Поутру разбудила меня старуха и почти тотчас же посадила меня за работу. Мне велено было прясть, и я скоро выучилась этому; сверх того, я должна была ходить за птицей и за собачкой. Я скоро освоилась с хозяйством, и все предметы вокруг стали мне знакомы; мне уже казалось, что все так и должно быть, как оно есть, и я перестала думать о странностях старухи и о том, что жилище наше так необычайно и отдалено от людей и что птица не простая птица. Правда, красота ее часто бросалась мне в глаза; перья ее сияли всевозможными цветами, шейка и спинка переливались тончайшей лазурью и ярчайшим пурпуром, а когда она начинала петь, то так гордо надувалась, что ее перья казались еще великолепнее.
Старуха часто уходила и возвращалась не раньше вечера; я выходила с собачкой ей навстречу, и она называла меня своим дитятей и дочкой. Я полюбила ее, наконец, от чистого сердца; известно, как легко человек ко всему привыкает, особенно в детстве.
По вечерам она учила меня читать; и я скоро освоилась с этим искусством, и чтение стало для меня в моем уединении неисчерпаемым источником наслаждения, потому что у старушки было несколько старинных рукописных книг с чудесными сказками.
До сих пор дивлюсь себе, припоминая тогдашний мой образ жизни: не посещаемая никем, я была замкнута в тесном семейном кругу; ведь собака и птица казались мне давно знакомыми друзьями. Но впоследствии я никак не могла вспомнить странной клички собаки, как ни часто я называла ее тогда по имени.
Так-то я прожила у старушки четыре года, и мне было уже около двенадцати лет, когда она стала ко мне доверчивее и, наконец, открыла мне тайну. Оказалось, что птица каждый день кладет по яйцу, в котором находится или жемчужина или самоцвет. Я и прежде замечала, что потихоньку она шарит в клетке, только я никогда не обращала на это особенного вниманья. Теперь старушка поручила мне собирать в ее отсутствие эти яйца и бережно складывать в те необыкновенные сосуды. Она оставила мне пищи и долго, несколько недель, месяцев не возвращалась домой; прялка моя жужжала, собака лаяла, чудесная птица пела, а в окрестностях было так тихо, что я во все это время не помню ни одной бури, ни одного ненастного дня. К нам не попадал странник, сбившийся в лесу, дикий зверь не приближался к нашему жилищу; я была весела и работала изо дня в день.

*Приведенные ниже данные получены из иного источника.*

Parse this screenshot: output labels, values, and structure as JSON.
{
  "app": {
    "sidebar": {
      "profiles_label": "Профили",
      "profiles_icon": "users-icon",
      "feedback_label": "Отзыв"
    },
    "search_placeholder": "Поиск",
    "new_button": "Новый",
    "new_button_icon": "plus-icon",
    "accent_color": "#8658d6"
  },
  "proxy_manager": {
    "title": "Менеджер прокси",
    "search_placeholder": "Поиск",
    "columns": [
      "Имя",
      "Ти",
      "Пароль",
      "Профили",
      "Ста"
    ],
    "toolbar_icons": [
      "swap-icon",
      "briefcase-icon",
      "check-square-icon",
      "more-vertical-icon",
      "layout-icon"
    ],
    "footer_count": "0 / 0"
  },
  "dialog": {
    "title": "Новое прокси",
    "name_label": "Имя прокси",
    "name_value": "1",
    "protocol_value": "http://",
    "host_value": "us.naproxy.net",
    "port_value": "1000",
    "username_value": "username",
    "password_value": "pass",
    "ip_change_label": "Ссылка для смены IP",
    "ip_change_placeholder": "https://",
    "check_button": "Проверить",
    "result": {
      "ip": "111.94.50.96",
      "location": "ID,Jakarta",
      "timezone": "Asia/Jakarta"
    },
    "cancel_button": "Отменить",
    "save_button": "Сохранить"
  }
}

Быть может, человек был бы истинно счастлив, если бы мог так спокойно прожить до самой смерти.
Из того немногого, что я прочла, я составила себе удивительное понятие о людях и обо всем судила по себе и своим товарищам; когда дело шло о веселых людях, то я не могла иначе вообразить их, как маленькими птицами, пышные дамы казались мне такими, как моя птица, а старые женщины – похожими на мою удивительную старушку. Я читала также о любви и воображала себя героиней странных историй. Мое воображение создало прекраснейшего в мире рыцаря, я наделила его всеми совершенствами, хотя и не знала, собственно, каким он должен казаться после всех моих мечтаний; но я душевно сокрушалась, думая, что, может быть, он не станет отвечать мне взаимностью; тогда, чтоб расположить его к себе, я мысленно, а иногда и вслух, произносила трогательнее речи. Вы посмеиваетесь. Для всех нас, конечно, минуло теперь время юности.
С тех пор мне приятно было оставаться одной, я становилась тогда полной госпожой в доме. Собака очень любила меня и во всем исполняла мою волю; птица на все вопросы мои отвечала песней, прялка весело вертелась, и я в глубине души не хотела перемены в моем состоянии. Старушка, возвращаясь из дальних странствий, хвалила меня за прилежание, она говорила, что с тех пор, как я занимаюсь ее хозяйством, оно идет гораздо лучше; любовалась моим ростом и здоровым видом, одним словом, обходилась со мной, как с родной дочерью.